Monica kini melepaskan pelukan itu dia menceritakan semuanya yang terjadi, Abhi kini mengepalkan amarahnya ketika mendengarkan cerita istrinya, Abhi ingat betul malam di mana mereka celaka, Monica juga mengatakan bawah Jennifer adalah orang yang menolong nya tapi sayangnya dia malah ketangkap oleh orang orang itu.
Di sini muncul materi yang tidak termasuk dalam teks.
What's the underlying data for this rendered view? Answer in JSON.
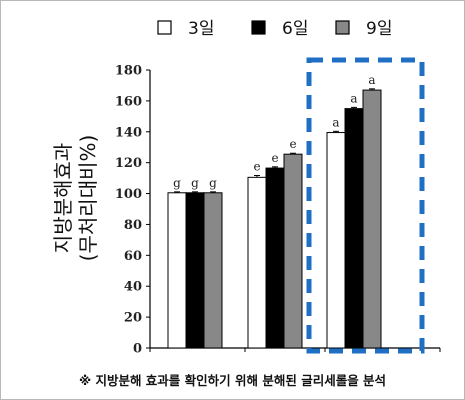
{
  "chart_data": {
    "type": "bar",
    "ylabel_lines": [
      "지방분해효과",
      "(무처리대비%)"
    ],
    "yticks": [
      0,
      20,
      40,
      60,
      80,
      100,
      120,
      140,
      160,
      180
    ],
    "ylim": [
      0,
      180
    ],
    "groups": 3,
    "series": [
      {
        "name": "3일",
        "color": "#ffffff",
        "values": [
          100.5,
          110.5,
          139.5
        ],
        "errors": [
          0.6,
          1.2,
          0.8
        ]
      },
      {
        "name": "6일",
        "color": "#000000",
        "values": [
          100.5,
          116.5,
          155.0
        ],
        "errors": [
          0.6,
          0.8,
          0.8
        ]
      },
      {
        "name": "9일",
        "color": "#888888",
        "values": [
          100.5,
          125.5,
          167.0
        ],
        "errors": [
          0.6,
          0.6,
          0.8
        ]
      }
    ],
    "significance": [
      [
        "g",
        "g",
        "g"
      ],
      [
        "e",
        "e",
        "e"
      ],
      [
        "a",
        "a",
        "a"
      ]
    ],
    "highlight_group": 2,
    "highlight_color": "#1f6fc4",
    "legend_position": "top",
    "grid": false
  },
  "footnote": "※ 지방분해 효과를 확인하기 위해 분해된 글리세롤을 분석"
}
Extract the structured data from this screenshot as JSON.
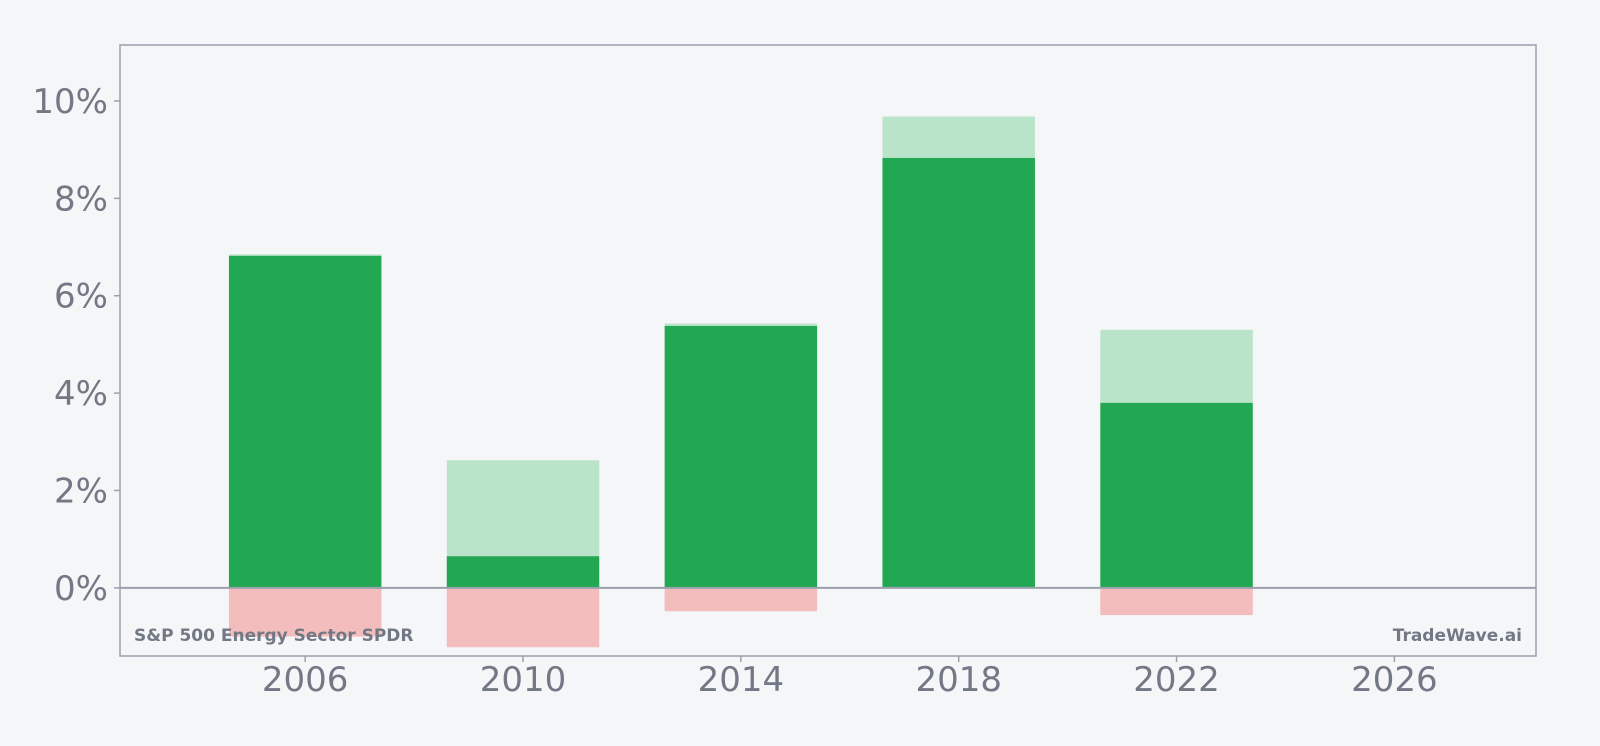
{
  "chart_data": {
    "type": "bar",
    "title": "",
    "xlabel": "",
    "ylabel": "",
    "x_ticks": [
      "2006",
      "2010",
      "2014",
      "2018",
      "2022",
      "2026"
    ],
    "y_ticks": [
      "0%",
      "2%",
      "4%",
      "6%",
      "8%",
      "10%"
    ],
    "xlim": [
      2002.6,
      2028.6
    ],
    "ylim": [
      -1.4,
      11.15
    ],
    "bar_width_years": 2.8,
    "grid": false,
    "legend": "none",
    "bars": [
      {
        "x": 2006,
        "base_high": 6.85,
        "value": 6.82,
        "low": -1.0
      },
      {
        "x": 2010,
        "base_high": 2.62,
        "value": 0.65,
        "low": -1.22
      },
      {
        "x": 2014,
        "base_high": 5.43,
        "value": 5.38,
        "low": -0.48
      },
      {
        "x": 2018,
        "base_high": 9.68,
        "value": 8.83,
        "low": 0.0
      },
      {
        "x": 2022,
        "base_high": 5.3,
        "value": 3.8,
        "low": -0.56
      }
    ],
    "annotations": {
      "left": "S&P 500 Energy Sector SPDR",
      "right": "TradeWave.ai"
    },
    "colors": {
      "value": "#22a753",
      "high": "#b9e4c9",
      "low": "#f4bdbd",
      "axis": "#9aa0ac",
      "text": "#737885"
    }
  }
}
Abhi kini melihat Jennifer dengan mengangguk pelan sebagai ucapan terima kasihnya, dan di balasi anggukan pelan oleh Jenni.


" Kau bisa bangun, kita harus segera pergi dari sini. Jika kita menunggu bantuan akan sangat lama karena kabin ini jauh dari kota dan sangat masuk ke hutan..." Jenni kini langsung membuka suaranya, tak ada untuk melepaskan rasa rindu di sini.


" Kau membawa mobil?"


" Mobil ku ada di ujung jalan sini, ayo aku bantu suami mu berdiri..." Jennifer dan Monica kini dengan cepat membopong tubuh Abhi yang masih terasa lemas karena mereka tahu bawa laki laki itu melawan efek bius itu.


Jenni dengan pelan membuka pintu itu ke atas, mereka berusaha untuk tidak membuat suara apapun agar tak membuat keributan. Jika lawan mereka hanya dua atau lima orang mungkin kedua wanita itu masih bisa melawannya tapi jika orang orang itu lebih maka mereka akan kesusahan melawan nya. Mereka bertiga dengan pelan keluar dari kabin itu dan mereka yang hampir mencapai pintu depan itu dengan langkah cepat keluar dari sana.


Udara panas serta terik matahari kini membuat mereka merasakan hangat pada tubuhnya, mereka yang keluar dari kabin itu dengan cepat menuju ke ujung jalan untuk mencapai mobil Jenni.


" Kejar mereka..." Teriakan dari Marco membuat ketiga orang itu dengan cepat berjalan menjauh agar segera tiba di mobil nya.